Kami juga melewati sebuah gua vertikal pendek yang bermuara di
sungai. Gua ini didiami kelelawar dan harimau. Tapi tentu saja,
karena ini siang hari, kami hanya menjumpai kelelawar saja.
Sang "nenek" -sebutan untuk harimau- pastilah sedang bermain
bersama dayang-dayang di singgasananya.

Jam 3.30 kami tiba lagi di Tobacco Hut. Yippie! Mie sakura lagi.
Kali ini plus cabe yangpuedhesbanget (karena tidak pakai pupuk)
plus daun bawang. Busyeeet... Uenaaaak banget. Udara dingin begini!
Jam 4 kami bergerak turun lagi. dari sini 1 jam ke Sineubok Green.
Di jalan, kami sempat mengambil beberapa batang rotan-rotan kecil.
Yanti bilang ntar bisa buat gelang buat oleh-oleh.

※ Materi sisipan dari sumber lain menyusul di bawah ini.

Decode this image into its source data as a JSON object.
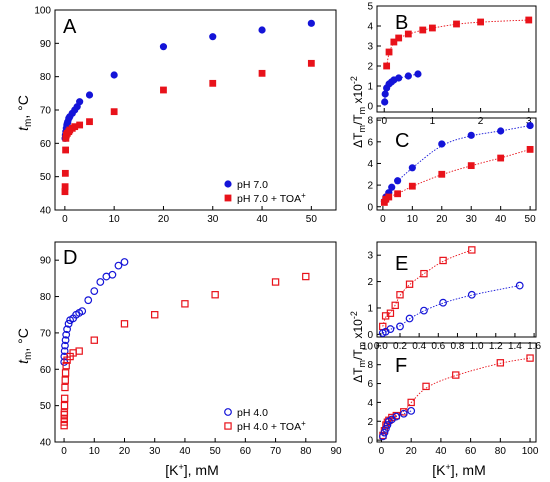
{
  "colors": {
    "blue": "#1414d8",
    "red": "#e8121a",
    "axis": "#000000"
  },
  "labels": {
    "ylabel_left_main": "t",
    "ylabel_left_sub": "m",
    "ylabel_left_unit": ", °C",
    "ylabel_right_main": "ΔT",
    "ylabel_right_sub": "m",
    "ylabel_right_mid": "/T",
    "ylabel_right_sub2": "m",
    "ylabel_right_tail": " x10",
    "ylabel_right_exp": "-2",
    "xlabel_main": "[K",
    "xlabel_sup": "+",
    "xlabel_tail": "], mM"
  },
  "chart_data": [
    {
      "panel": "A",
      "type": "scatter",
      "xlim": [
        -2,
        55
      ],
      "ylim": [
        40,
        100
      ],
      "xticks": [
        "0",
        "10",
        "20",
        "30",
        "40",
        "50"
      ],
      "yticks": [
        "40",
        "50",
        "60",
        "70",
        "80",
        "90",
        "100"
      ],
      "legend_position": "bottom-right",
      "series": [
        {
          "name": "pH 7.0",
          "color": "blue",
          "marker": "circle-filled",
          "x": [
            0.05,
            0.1,
            0.2,
            0.3,
            0.4,
            0.5,
            0.6,
            0.8,
            1.0,
            1.5,
            2.0,
            2.5,
            3.0,
            5.0,
            10,
            20,
            30,
            40,
            50
          ],
          "y": [
            61.5,
            62.5,
            63.5,
            64.5,
            65.5,
            66,
            66.5,
            67.5,
            68,
            69,
            70,
            71,
            72.5,
            74.5,
            80.5,
            89,
            92,
            94,
            96
          ]
        },
        {
          "name": "pH 7.0 + TOA",
          "name_sup": "+",
          "color": "red",
          "marker": "square-filled",
          "x": [
            0.02,
            0.05,
            0.1,
            0.15,
            0.2,
            0.3,
            0.5,
            0.8,
            1.0,
            1.5,
            2.0,
            3.0,
            5.0,
            10,
            20,
            30,
            40,
            50
          ],
          "y": [
            45.5,
            47,
            51,
            58,
            61.5,
            62.5,
            63,
            63.5,
            64,
            64.5,
            65,
            65.5,
            66.5,
            69.5,
            76,
            78,
            81,
            84
          ]
        }
      ]
    },
    {
      "panel": "B",
      "type": "scatter",
      "xlim": [
        -0.15,
        3.15
      ],
      "ylim": [
        -0.3,
        5.0
      ],
      "xticks": [
        "0",
        "1",
        "2",
        "3"
      ],
      "yticks": [
        "0",
        "1",
        "2",
        "3",
        "4",
        "5"
      ],
      "series": [
        {
          "color": "red",
          "marker": "square-filled",
          "x": [
            0.05,
            0.1,
            0.2,
            0.3,
            0.5,
            0.8,
            1.0,
            1.5,
            2.0,
            3.0
          ],
          "y": [
            2.0,
            2.7,
            3.2,
            3.4,
            3.6,
            3.8,
            3.9,
            4.1,
            4.2,
            4.3
          ]
        },
        {
          "color": "blue",
          "marker": "circle-filled",
          "x": [
            0.01,
            0.02,
            0.05,
            0.1,
            0.15,
            0.2,
            0.3,
            0.5,
            0.7
          ],
          "y": [
            0.2,
            0.6,
            0.9,
            1.1,
            1.2,
            1.3,
            1.4,
            1.5,
            1.6
          ]
        }
      ]
    },
    {
      "panel": "C",
      "type": "scatter",
      "xlim": [
        -2,
        52
      ],
      "ylim": [
        -0.3,
        8.2
      ],
      "xticks": [
        "0",
        "10",
        "20",
        "30",
        "40",
        "50"
      ],
      "yticks": [
        "0",
        "2",
        "4",
        "6",
        "8"
      ],
      "series": [
        {
          "color": "blue",
          "marker": "circle-filled",
          "x": [
            0.5,
            1,
            2,
            3,
            5,
            10,
            20,
            30,
            40,
            50
          ],
          "y": [
            0.5,
            0.9,
            1.3,
            1.8,
            2.4,
            3.6,
            5.8,
            6.6,
            7.0,
            7.5
          ]
        },
        {
          "color": "red",
          "marker": "square-filled",
          "x": [
            0.5,
            1,
            2,
            5,
            10,
            20,
            30,
            40,
            50
          ],
          "y": [
            0.4,
            0.7,
            0.9,
            1.2,
            1.9,
            3.0,
            3.8,
            4.5,
            5.3
          ]
        }
      ]
    },
    {
      "panel": "D",
      "type": "scatter",
      "xlim": [
        -3,
        90
      ],
      "ylim": [
        40,
        95
      ],
      "xticks": [
        "0",
        "10",
        "20",
        "30",
        "40",
        "50",
        "60",
        "70",
        "80",
        "90"
      ],
      "yticks": [
        "40",
        "50",
        "60",
        "70",
        "80",
        "90"
      ],
      "legend_position": "bottom-right",
      "series": [
        {
          "name": "pH 4.0",
          "color": "blue",
          "marker": "circle-open",
          "x": [
            0.05,
            0.1,
            0.2,
            0.3,
            0.5,
            0.7,
            1.0,
            1.5,
            2.0,
            3.0,
            4.0,
            5.0,
            6.0,
            8.0,
            10,
            12,
            14,
            16,
            18,
            20
          ],
          "y": [
            62,
            63.5,
            65,
            66.5,
            68,
            69.5,
            71,
            72.5,
            73.5,
            74,
            75,
            75.5,
            76,
            79,
            81.5,
            84,
            85.5,
            86,
            88.5,
            89.5
          ]
        },
        {
          "name": "pH 4.0 + TOA",
          "name_sup": "+",
          "color": "red",
          "marker": "square-open",
          "x": [
            0.02,
            0.04,
            0.06,
            0.08,
            0.1,
            0.15,
            0.2,
            0.3,
            0.4,
            0.5,
            0.7,
            1.0,
            2.0,
            3.0,
            5.0,
            10,
            20,
            30,
            40,
            50,
            70,
            80
          ],
          "y": [
            44.5,
            45.5,
            46.5,
            47.5,
            48,
            50,
            52,
            55,
            57,
            59,
            61,
            62.5,
            63.5,
            64.5,
            65,
            68,
            72.5,
            75,
            78,
            80.5,
            84,
            85.5
          ]
        }
      ]
    },
    {
      "panel": "E",
      "type": "scatter",
      "xlim": [
        -0.04,
        1.62
      ],
      "ylim": [
        -0.1,
        3.5
      ],
      "xticks": [
        "0.0",
        "0.2",
        "0.4",
        "0.6",
        "0.8",
        "1.0",
        "1.2",
        "1.4",
        "1.6"
      ],
      "yticks": [
        "0",
        "1",
        "2",
        "3"
      ],
      "series": [
        {
          "color": "red",
          "marker": "square-open",
          "x": [
            0.02,
            0.05,
            0.1,
            0.15,
            0.2,
            0.3,
            0.45,
            0.65,
            0.95
          ],
          "y": [
            0.3,
            0.7,
            0.8,
            1.1,
            1.5,
            1.9,
            2.3,
            2.8,
            3.2
          ]
        },
        {
          "color": "blue",
          "marker": "circle-open",
          "x": [
            0.02,
            0.05,
            0.1,
            0.2,
            0.3,
            0.45,
            0.65,
            0.95,
            1.45
          ],
          "y": [
            0.05,
            0.1,
            0.2,
            0.3,
            0.6,
            0.9,
            1.2,
            1.5,
            1.85
          ]
        }
      ]
    },
    {
      "panel": "F",
      "type": "scatter",
      "xlim": [
        -3,
        104
      ],
      "ylim": [
        -0.2,
        10.3
      ],
      "xticks": [
        "0",
        "20",
        "40",
        "60",
        "80",
        "100"
      ],
      "yticks": [
        "0",
        "2",
        "4",
        "6",
        "8",
        "10"
      ],
      "series": [
        {
          "color": "red",
          "marker": "square-open",
          "x": [
            1,
            2,
            3,
            4,
            5,
            7,
            10,
            15,
            20,
            30,
            50,
            80,
            100
          ],
          "y": [
            0.5,
            1.0,
            1.6,
            1.9,
            2.1,
            2.4,
            2.6,
            3.0,
            4.0,
            5.7,
            6.9,
            8.2,
            8.7
          ]
        },
        {
          "color": "blue",
          "marker": "circle-open",
          "x": [
            1,
            2,
            3,
            4,
            5,
            7,
            10,
            15,
            20
          ],
          "y": [
            0.4,
            0.8,
            1.2,
            1.6,
            2.0,
            2.2,
            2.5,
            2.8,
            3.1
          ]
        }
      ]
    }
  ]
}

Kali ini kami cuma singgah sebentar di Sineubok Green. Si Eric,
pake lagak mau mandi lagi. Beee! ga tau dia! siang aja super dingin
apalagi sore dan sudah mulai gelap begini. Benar saja! baru 5 menit
dia nyengar-nyengir balik ke Bungalow. Kami memutuskan untuk
bermalam dirumah Mr. Jaly saja. Capek kali soalnya. Jam 7.30 kami
sampai. Disana ada Manto yang sudah menunggu dengan senyum
manisnya. Langsung disuguhi kopi (uenak-banget) gayo.
Setelah bersih-bersih di kamar mandi (yang di aliri air sungai yang
tak henti-henti) ala kadarnya (busyet... how many times a month do
people around here take a bath in a day? dingin kaleee) kami tidur,
kali ini pulas.

Besok harinya kami hanya bermalas-malasan memanjakan badan.
Cuma Manto si gila foto yang jalan-jalan ke Blang Lopa, sebuah telaga
"surgawi" yang berjarak 4 km dari rumah Mr. Jaly.
Sorenya kami berangkat pulang ke Medan. My lovely hometown.

Perjalanan ini meninggalkan sesuatu di hatiku. Keakraban dan
keramahan masyarakat sekitar, yang tampaknya begitu rindu akan
lelangkah kaki tamu atau mereka biasa menyebutnya turis.
Mereka selalu mengundang kami ke rumahnya, yang aku tau
ukan basa-basi. Satu lagi yang kulihat, rumah Mr. Jaly pun tak pernah
sepi dari kedatangan orang-orang, sekadar minum kopi atau menghisap
rokok daun. Begitu akrab suasananya. Kalau tiba saatnya jam makan,
maka siapa yangada di rumah pasti juga ikut makan. Bukan aji mumpung,
itu ku tau dari istri Mr. Jaly, karena tadi pagi, waktu kami masih pulas,
ternyata Mr. Jaly sarapan di tempat tetangga. Itu memang hal yang biasa
di sana.

Ah! kalau saja lebih banyak yang mengerti lagu John Lennon "Imagine".
Mungkin secara sederhana, beginilah terapannya, isn't it Mr. Lennon?